Мне делать было нечего, а тетку бывшего Ольгиного мужа я помнила с прошлых наездов – она всегда была хлебосольной, приветливой и пекла замечательные пироги. С капустой и с рыбой, вспомнила я, и даже облизнулась.
– Пошли, – решительно поднялась я. – Мне тоже любопытно на Аську посмотреть… Да и по тете Кате я соскучилась.
Сказать, что в большей степени я скучаю по тети-Катиной снеди, я не решилась, но Ольга и сама догадалась.
– Вот увидишь, – заговорщически подмигнула мне она, – пирогов она точно напекла… Твоих любимых. Аська тоже эти пироги обожает…
Она быстро собралась, я даже не успела сообразить, что мы уже идем в гости. И буквально через несколько минут мы выходили из дома и тащили с собой Варьку, ворчавшую, что лучше бы мы ее оставили дома, в одиночестве досматривать ее любимые «убийства».

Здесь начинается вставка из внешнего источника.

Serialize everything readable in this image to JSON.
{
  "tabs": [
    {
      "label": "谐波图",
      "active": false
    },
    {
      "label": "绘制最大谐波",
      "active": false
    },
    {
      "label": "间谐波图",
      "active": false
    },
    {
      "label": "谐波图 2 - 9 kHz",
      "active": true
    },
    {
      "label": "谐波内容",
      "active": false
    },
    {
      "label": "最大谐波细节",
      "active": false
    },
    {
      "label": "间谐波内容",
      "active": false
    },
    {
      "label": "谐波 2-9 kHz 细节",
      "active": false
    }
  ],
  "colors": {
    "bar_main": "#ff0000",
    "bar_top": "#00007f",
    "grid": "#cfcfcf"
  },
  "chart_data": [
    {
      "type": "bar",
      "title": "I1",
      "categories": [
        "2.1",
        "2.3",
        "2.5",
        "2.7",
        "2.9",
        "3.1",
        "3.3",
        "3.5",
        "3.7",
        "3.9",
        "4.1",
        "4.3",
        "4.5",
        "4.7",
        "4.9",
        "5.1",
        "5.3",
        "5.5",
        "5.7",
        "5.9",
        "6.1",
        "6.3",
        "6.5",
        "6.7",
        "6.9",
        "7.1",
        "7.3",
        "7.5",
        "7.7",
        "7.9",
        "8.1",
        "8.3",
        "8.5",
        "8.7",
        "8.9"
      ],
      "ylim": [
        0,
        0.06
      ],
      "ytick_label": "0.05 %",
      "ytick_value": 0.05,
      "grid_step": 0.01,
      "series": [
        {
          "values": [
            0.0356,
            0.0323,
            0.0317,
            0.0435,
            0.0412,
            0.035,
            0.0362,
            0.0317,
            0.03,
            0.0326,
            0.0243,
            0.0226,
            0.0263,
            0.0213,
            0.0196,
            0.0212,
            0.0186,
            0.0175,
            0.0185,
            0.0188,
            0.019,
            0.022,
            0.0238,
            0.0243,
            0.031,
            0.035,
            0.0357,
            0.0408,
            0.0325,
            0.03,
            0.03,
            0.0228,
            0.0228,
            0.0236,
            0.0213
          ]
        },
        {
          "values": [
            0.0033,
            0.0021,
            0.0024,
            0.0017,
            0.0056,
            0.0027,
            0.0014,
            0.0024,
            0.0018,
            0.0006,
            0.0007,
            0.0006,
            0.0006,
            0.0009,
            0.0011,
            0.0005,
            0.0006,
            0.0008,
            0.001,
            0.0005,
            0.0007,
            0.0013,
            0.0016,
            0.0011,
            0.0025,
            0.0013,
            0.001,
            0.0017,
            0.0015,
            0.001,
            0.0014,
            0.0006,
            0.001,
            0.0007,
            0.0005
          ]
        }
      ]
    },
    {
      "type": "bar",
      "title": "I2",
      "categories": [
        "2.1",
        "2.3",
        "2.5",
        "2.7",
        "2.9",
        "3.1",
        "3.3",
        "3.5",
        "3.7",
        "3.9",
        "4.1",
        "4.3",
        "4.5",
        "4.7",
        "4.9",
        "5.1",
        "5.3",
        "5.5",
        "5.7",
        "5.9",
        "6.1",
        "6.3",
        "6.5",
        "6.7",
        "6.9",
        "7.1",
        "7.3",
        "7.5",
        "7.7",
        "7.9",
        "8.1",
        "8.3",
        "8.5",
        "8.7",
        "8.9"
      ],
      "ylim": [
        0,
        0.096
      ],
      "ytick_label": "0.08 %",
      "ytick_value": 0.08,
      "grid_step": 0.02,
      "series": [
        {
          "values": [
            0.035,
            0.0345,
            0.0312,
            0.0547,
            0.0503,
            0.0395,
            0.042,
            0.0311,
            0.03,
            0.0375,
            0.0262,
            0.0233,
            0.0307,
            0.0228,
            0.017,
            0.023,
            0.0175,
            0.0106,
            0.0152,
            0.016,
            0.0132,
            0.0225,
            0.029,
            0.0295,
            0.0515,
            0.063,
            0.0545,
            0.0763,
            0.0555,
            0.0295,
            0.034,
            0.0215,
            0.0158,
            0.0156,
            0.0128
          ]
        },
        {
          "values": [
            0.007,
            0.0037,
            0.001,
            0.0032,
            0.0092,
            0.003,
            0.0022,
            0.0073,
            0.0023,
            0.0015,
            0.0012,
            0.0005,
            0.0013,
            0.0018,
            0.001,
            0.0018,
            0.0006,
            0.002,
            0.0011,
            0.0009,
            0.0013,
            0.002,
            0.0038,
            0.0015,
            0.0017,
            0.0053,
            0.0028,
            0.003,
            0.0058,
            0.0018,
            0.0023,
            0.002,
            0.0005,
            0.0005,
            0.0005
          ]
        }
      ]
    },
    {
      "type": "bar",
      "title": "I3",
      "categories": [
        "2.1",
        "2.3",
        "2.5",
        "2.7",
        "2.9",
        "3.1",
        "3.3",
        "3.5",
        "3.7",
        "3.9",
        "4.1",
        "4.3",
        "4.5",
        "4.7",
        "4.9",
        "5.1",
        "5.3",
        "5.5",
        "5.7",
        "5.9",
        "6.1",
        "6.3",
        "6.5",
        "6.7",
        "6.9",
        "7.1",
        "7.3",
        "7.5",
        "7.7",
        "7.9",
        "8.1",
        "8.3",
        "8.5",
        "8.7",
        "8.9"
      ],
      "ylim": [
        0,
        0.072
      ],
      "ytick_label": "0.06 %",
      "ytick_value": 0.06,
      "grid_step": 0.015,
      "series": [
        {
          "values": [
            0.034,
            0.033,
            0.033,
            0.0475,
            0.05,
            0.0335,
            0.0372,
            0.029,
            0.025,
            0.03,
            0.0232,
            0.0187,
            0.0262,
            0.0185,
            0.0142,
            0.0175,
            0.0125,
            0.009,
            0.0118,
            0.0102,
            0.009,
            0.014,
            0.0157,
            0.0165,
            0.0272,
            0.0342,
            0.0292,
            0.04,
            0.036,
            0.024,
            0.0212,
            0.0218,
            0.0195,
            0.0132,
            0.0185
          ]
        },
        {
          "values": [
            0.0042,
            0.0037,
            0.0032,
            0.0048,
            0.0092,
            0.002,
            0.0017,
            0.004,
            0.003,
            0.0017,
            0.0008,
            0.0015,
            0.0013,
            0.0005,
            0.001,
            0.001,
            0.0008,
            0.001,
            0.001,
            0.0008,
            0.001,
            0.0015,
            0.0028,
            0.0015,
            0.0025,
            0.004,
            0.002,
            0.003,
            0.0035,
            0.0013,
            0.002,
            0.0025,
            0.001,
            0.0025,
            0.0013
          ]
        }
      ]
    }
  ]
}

Мы двинулись по «набережной», как гордо называют это нелепое сооружение аборигены, вдоль узкой реки. На другом берегу высились прекрасные хоромы, особняки и трехэтажные коттеджи. Там, на левом берегу, жили «новые лопатниковцы». Те, кто, разжившись деньгами, решил, что пора уже и обустроить для себя приличный дворец, причем желательно в живописных местах, вдалеке от города. Заборы там были высокие, плотные, над ними возвышались огромные домины с решетками на окнах, и, надо сказать, богатая часть Лопатникова казалась нежилой. Насколько я знаю, местные подростки именовали эту часть поселка «фешенебельным кладбищем». Я подумала, что и в самом деле – очень точное выражение, эти дома напоминали мне отчего-то огромные склепы, могилы – впрочем, у них и могилы делались по этому же типу. Огромные, аляповатые, несуразные и страшные. Видимо, эта склонность к большим масштабам оставалась им присуща не только в смысле денежных накоплений.